Turner’s character arc resolves through his deliberate rejection of the mercenary archetype and his retreat from the hyper-corporate world. His final actions therefore shun his former violence as he indulges in gestures of paternal care and narrative invention. By fabricating a heroic death for Mitchell, he provides Angie with a foundational story, engaging in an act of humane, empathetic creation that stands in stark contrast to his violent past. This shift is solidified in the final chapter, which finds him years later in a quiet, domestic life, teaching his son the mechanics of shooting even as he promises that they “will not kill anything” (308). With this scene, he effectively neuters the skills of his former life by repurposing them for fatherly instruction. The pastoral setting of The Squirrel Wood is a direct antithesis to the urban and virtual battlegrounds of his past, yet it is also a way for Turner to return to the innocence of his youth, before he was corrupted by corporate violence. His escape from the cycle of corporate warfare suggests that a path to redemption is possible for those who consciously disengage from their toxic worldview and reinvest in fundamental human connections.
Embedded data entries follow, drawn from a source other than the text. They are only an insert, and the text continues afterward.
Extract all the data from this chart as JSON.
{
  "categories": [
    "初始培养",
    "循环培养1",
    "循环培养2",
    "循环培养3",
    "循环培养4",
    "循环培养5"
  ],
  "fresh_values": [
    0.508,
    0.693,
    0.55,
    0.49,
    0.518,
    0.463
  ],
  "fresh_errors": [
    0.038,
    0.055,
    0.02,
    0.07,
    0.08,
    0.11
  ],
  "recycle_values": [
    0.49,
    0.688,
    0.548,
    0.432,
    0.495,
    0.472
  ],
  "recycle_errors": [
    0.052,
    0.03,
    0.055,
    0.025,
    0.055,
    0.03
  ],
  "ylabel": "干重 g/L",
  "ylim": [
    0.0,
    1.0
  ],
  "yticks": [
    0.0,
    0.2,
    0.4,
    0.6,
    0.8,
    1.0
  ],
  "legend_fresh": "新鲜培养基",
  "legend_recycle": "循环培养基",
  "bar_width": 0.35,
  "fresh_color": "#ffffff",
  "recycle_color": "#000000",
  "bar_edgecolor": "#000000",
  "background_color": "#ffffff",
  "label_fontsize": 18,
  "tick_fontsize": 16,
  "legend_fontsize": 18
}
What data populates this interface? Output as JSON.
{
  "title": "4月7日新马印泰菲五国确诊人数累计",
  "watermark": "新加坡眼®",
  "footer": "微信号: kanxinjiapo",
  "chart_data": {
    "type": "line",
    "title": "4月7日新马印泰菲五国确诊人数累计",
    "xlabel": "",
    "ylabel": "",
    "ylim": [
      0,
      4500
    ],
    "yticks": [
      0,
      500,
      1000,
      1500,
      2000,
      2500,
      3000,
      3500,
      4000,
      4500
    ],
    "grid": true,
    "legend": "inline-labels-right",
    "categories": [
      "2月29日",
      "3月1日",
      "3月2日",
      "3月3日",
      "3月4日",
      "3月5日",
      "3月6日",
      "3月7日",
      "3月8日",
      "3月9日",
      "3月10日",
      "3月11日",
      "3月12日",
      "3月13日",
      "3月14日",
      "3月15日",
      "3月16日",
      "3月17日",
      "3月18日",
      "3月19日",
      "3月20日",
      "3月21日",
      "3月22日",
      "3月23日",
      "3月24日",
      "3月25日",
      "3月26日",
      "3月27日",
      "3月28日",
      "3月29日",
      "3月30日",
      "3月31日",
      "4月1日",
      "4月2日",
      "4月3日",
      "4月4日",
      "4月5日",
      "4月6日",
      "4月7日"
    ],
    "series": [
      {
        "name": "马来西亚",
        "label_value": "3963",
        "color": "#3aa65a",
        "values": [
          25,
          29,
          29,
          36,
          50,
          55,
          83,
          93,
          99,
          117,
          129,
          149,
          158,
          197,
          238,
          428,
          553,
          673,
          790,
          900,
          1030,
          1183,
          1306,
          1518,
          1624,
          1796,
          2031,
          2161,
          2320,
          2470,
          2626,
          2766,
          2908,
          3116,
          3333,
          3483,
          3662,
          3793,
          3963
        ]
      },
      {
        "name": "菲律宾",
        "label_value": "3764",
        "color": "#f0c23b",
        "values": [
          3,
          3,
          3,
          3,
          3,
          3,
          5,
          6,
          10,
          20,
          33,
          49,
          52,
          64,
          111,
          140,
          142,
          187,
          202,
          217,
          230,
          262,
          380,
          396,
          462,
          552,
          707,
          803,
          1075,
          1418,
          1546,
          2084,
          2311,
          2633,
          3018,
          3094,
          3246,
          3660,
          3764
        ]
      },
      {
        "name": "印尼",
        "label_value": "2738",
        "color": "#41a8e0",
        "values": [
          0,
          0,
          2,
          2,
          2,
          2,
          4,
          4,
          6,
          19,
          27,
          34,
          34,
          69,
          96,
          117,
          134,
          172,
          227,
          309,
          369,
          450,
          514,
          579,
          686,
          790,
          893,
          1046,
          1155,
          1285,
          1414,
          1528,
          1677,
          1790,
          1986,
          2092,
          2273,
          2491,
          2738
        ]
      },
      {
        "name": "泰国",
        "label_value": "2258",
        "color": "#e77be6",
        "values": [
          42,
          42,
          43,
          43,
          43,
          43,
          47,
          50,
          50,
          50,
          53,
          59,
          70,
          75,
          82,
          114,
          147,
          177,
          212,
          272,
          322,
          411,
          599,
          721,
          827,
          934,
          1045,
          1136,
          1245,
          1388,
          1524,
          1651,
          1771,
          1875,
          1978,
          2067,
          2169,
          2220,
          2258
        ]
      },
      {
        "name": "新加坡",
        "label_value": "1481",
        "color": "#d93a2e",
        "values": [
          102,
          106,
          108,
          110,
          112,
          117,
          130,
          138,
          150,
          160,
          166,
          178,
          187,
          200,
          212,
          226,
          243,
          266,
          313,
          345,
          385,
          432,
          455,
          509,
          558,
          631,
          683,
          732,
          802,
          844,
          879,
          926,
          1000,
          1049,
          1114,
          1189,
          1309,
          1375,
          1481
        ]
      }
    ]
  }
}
The novel’s structure, which maintains three separate plot threads for most of the text, converges with chaotic force in the climax before deliberately fragmenting in the epilogue. The lives of a mercenary, a hacker, and an art dealer become inextricably linked by Virek’s sprawling corporate ambition, which demonstrates the totalizing reach of capital in this world. At the climax, these threads intersect with rapid, violent force, but the resolution resists easy categorization by offering up three distinct and temporally scattered vignettes: Marly’s success, Angie and Bobby’s new life two years later, and Turner’s distant future. This fragmented denouement suggests that in a narrative so complex, no simple moral conclusion is possible. The world of corporate domination and emergent digital gods remains, but the protagonists have navigated through the chaos to find new, quieter states of existence. The structure thus mirrors the characters’ fates, suggesting that survival in this complex world is less about achieving a grand victory than it is about finding a sustainable, personal version of peace amid the world’s constant fragmentation.